E poi, ci si può spogliare, donne ufficiali, esporre seni e glutei ai commilitoni – come accade alla madre di Fraser – per cambiarsi d’uniforme in una situazione d’emergenza, perché, tanto, “si è tutti soldati”, e paradossalmente con lo stesso gesto “doverista” mettere in crisi sessualità, ruoli, protocolli, uniformi.
We Are Who We Are è in tutto presente, libera, è coesistenza senza gerarchie né successioni. È gli affetti indecisi di Fraser per la coetanea Caitlin o l’adulto Jonathan, è cinema o è serie che non crede (come Fraser, per altre ragioni) a opposizioni binarie tra le forme, è scoperta che i desideri a lungo inseguiti non sono necessariamente ciò che davvero piace o somiglia. È scoprire, insomma, come accade a Fraser e Caitlin, che l’identità corre. Come si può (nell’ultimo episodio) correre tenendosi per mano, insieme inerpicarsi per i portici che, a Bologna, conducono a quello che qui viene definito “il posto più bello del mondo”, che è il panorama svettante sui colli visto dalla chiesa di san Luca. E che giustamente “non si vede”, perché puro domani possibile, apertura anelata, promessa di libertà non cristallizzata che dal presente si mira, si rincorre.
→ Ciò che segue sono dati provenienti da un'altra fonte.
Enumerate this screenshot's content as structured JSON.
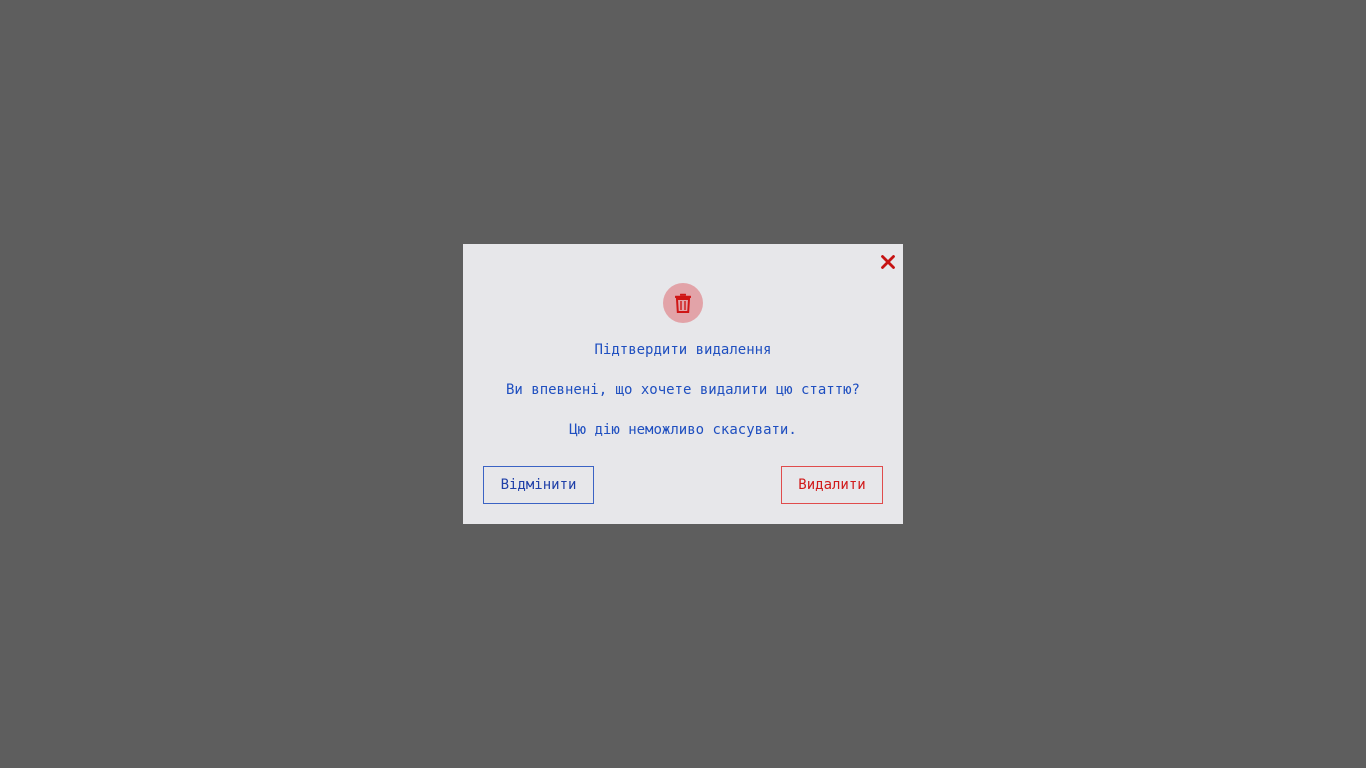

E poi, pensando a un’immagine che in qualche modo somigli a We Are…, torna in mente un racconto di David Foster Wallace che, tra l’altro, descrive (e, anche lui, non “narra”), come esiti un protagonista fresco di pubertà (più giovane, quindi, di quelli di We Are…), sul trampolino di una piscina prima di fare il suo bigger splash. In quell’esitare statico, in quell’arrestarsi di narrazione, semplicemente, è tutto lì. Non credendo all’opposizione binaria di chi sul trampolino l’incalza da dietro, né all’impatto stesso con l’acqua, è un po’ vertigine di possibili compresenti e ancora da esperirsi (che è un po’ percorrere portici in salita e il proprio “coming of age” e chissà quando arrivare alla fine). Il finale lo trova e lo lascia sospeso nel salto (titolo del racconto, infatti: Per sempre lassù). Ecco, We Are Who We Are è un po’ l’inquadratura di ciò che succede durante il salto, in quel presente, quando si è più liberi di correre.
Riferimenti bibliografici
A. Ayfre, Néo-réalisme et phénomenologie, in “Cahiers du Cinéma”, n. 17, 1952.
A. Bazin, Che cosa è il cinema?, Garzanti, Milano 1994.
D. Foster Wallace, Brevi interviste con uomini schifosi, Einaudi, Torino 2007.
R. Manassero, Intervista a Luca Guadagnino: We are who we are, in “Cineforum”, 16 dicembre 2020.
J. Mittell, Complex tv: teoria e tecnica dello storytelling delle serie tv, minimum fax, Roma 2017.
We Are Who We Are. Ideatore: Luca Guadagnino, Paolo Giordano, Francesca Manieri e Sean Conway; sceneggiatura: Luca Guadagnino, Paolo Giordano, Francesca Manieri; montaggio: Marco Costa; musiche: Devonté Haynes; interpreti: Chloë Sevigny, Jack Dylan Grazer, Alice Braga, Jordan Kristine Seamón; produzione: The Apartment, Wildside, Small Forward, Sky Studios; distribuzione: Sky Atlantic; origine: Italia, Stati Uniti d’America; anno: 2020.